Zita Hanrot: Yannick e Jérémie buscavam exatamente isso. Sam, em sua vida privada, é uma pessoa espontânea, que não se submete a ninguém. Mas nas filmagens, quando vai interpretar uma personagem, ela se torna completamente submissa. Então as coisas dão errado, tanto na vida da Sam quanto no filme em que ela trabalha. É engraçado perceber que a personagem interpretada por Sam, no decorrer do filme, me pareceu mais acessível do que a própria Sam.
Yannick Renier: Isso é muito doido porque aconteceu a mesma coisa com o filme de Paul Brozek (Johan Heldenbergh), ou seja, o filme dentro do filme. Tínhamos que filmar em preto e branco, foi ótimo. Estávamos mais confortáveis fazendo o filme de Paul Brozek do que o nosso! Ao mesmo tempo, Zita é uma atriz mais experiente agora do que na época do drama Fátima (2005). Ela interpreta alguém com sentimentos exacerbados, que afirma sua sexualidade e se doa de corpo e alma. Isso é muito perigoso porque não existem limites. No filme, a personagem está completamente a serviço do que quer mostrar, e por isso é manipulada pelo diretor.
A escolha do elenco é interessante, porque Leïla Bekhti está acostumada a papéis de mulheres explosivas, enquanto Zita Hanrot fez mais personagens tímidas. Aqui, o jogo se inverte.
Yannick Renier: O que é verdadeiramente apaixonante sobre estas atrizes é que o fato de compartilharem uma personalidade de atriz. Nós conhecemos a Zita ao assistir ao Fátima, mas aquela Zita não é a atriz da vida real. Existem lugares em que os atores podem ser de uma determinada maneira na vida, mas quando vão atuar, é completamente diferente.
Zita Hanrot: É isso mesmo. Tem um lado obscuro do qual devemos manter distância. Posso me transformar na minha personagem se eu ficar louca um dia. Sei que posso me comportar de maneira inquietante, mas não é tão simples assim fazer isso na frente de várias pessoas no set de filmagens.
Yannick Renier: Ao mesmo tempo, Leïla Bekhti é transparente, muito simples, carinhosa, extremamente receptiva. No filme, ela não é assim. Trabalhamos muito a parte física com ela porque Mona é retraída. Trabalhamos o olhar dela sobre as coisas. O nosso trabalho foi o de guardar informações, manter o mistério. Foi interessante ver Zita e Leïla trabalharem com personagens cujas personalidades são muito diferentes das delas. Às vezes, nós temos que exacerbar as personagens, mas também queríamos manter a personalidade de Zita, porque assim poderíamos atingir algo mais complexo.

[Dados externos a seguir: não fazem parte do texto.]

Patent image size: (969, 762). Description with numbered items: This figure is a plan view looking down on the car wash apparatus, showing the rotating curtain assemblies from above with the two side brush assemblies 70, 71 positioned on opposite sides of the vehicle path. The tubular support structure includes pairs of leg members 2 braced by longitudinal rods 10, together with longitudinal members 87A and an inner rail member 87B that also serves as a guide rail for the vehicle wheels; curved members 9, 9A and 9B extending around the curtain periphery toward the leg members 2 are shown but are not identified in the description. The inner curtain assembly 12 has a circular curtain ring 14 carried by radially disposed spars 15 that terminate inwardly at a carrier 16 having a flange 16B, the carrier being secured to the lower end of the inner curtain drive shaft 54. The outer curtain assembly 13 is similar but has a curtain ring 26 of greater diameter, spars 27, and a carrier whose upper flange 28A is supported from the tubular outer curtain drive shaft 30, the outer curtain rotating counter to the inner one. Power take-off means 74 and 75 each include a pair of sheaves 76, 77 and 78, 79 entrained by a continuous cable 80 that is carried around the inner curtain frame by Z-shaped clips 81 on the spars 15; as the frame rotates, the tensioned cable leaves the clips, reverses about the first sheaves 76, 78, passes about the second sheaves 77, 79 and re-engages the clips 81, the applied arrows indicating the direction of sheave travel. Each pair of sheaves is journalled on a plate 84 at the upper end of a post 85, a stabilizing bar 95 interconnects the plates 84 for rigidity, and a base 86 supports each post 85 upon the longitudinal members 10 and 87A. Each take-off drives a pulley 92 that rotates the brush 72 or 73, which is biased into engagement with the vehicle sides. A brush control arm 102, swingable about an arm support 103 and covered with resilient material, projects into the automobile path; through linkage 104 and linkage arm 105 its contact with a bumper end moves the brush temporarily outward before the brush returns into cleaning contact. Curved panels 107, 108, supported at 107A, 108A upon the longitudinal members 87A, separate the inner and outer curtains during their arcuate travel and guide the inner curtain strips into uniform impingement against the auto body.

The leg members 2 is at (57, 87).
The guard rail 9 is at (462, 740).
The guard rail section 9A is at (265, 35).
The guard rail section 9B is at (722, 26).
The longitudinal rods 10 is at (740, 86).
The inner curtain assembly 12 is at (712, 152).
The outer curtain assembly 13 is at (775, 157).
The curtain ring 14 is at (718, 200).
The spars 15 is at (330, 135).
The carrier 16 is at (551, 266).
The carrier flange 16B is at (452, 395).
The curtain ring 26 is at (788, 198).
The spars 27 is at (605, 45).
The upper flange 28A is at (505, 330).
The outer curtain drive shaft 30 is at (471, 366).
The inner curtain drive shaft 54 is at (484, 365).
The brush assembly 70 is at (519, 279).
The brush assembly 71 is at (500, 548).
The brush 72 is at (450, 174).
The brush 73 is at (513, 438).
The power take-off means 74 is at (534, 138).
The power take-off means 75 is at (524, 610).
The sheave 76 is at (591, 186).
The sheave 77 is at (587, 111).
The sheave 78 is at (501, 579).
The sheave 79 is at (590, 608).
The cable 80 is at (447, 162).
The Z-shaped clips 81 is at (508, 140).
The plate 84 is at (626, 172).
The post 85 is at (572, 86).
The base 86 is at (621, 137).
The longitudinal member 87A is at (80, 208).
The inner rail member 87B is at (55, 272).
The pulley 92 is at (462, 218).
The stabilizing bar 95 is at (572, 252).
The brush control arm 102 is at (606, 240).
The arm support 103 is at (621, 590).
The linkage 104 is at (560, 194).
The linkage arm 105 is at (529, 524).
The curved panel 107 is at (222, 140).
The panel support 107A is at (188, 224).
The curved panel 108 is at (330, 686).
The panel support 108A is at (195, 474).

Carnívoras pode ser lido como um retrato da dominação masculina no cinema?
Yannick Renier: Isso acontece. De fato existem diretores como Paul fazendo filmes hoje em dia. Mas nós não queremos denunciar uma situação ou necessariamente mostrar a dificuldade das atrizes, e sim discutir a dificuldade das mulheres em uma situação familiar opressora. Isso faz com que Sam queira fugir, e o mundo do cinema permite isso. Mas em todos os lugares existem relações de poder perversas que esgotam as pessoas. Para nós, o cinema foi uma forma de falar sobre os fetiches de Mona. Existem poucos meios que provocam tantos fetiches quanto o cinema, e Mona vive sonhando. Por isso escolhemos uma direção de arte pouco realista. Criamos um sonho, mas ela vive em um pesadelo. O que nos interessava era mostrar que, mesmo estando em uma situação em que não temos o direito de reclamar, a dor é real. É ligada à profissão e a um lugar inextricável, do qual ela não pode reclamar, nem pode sair. Ela carrega uma culpa dupla. Ela sofre, mas ao mesmo tempo não pode dizer isso. A situação provoca uma explosão.
Zita Hanrot: Curiosamente, depois de ver o filme várias vezes, descobri que ele é muito mais social do que pensávamos. É sobre as condições de trabalho, sobre as mulheres… É genial. Gosto muito do filme.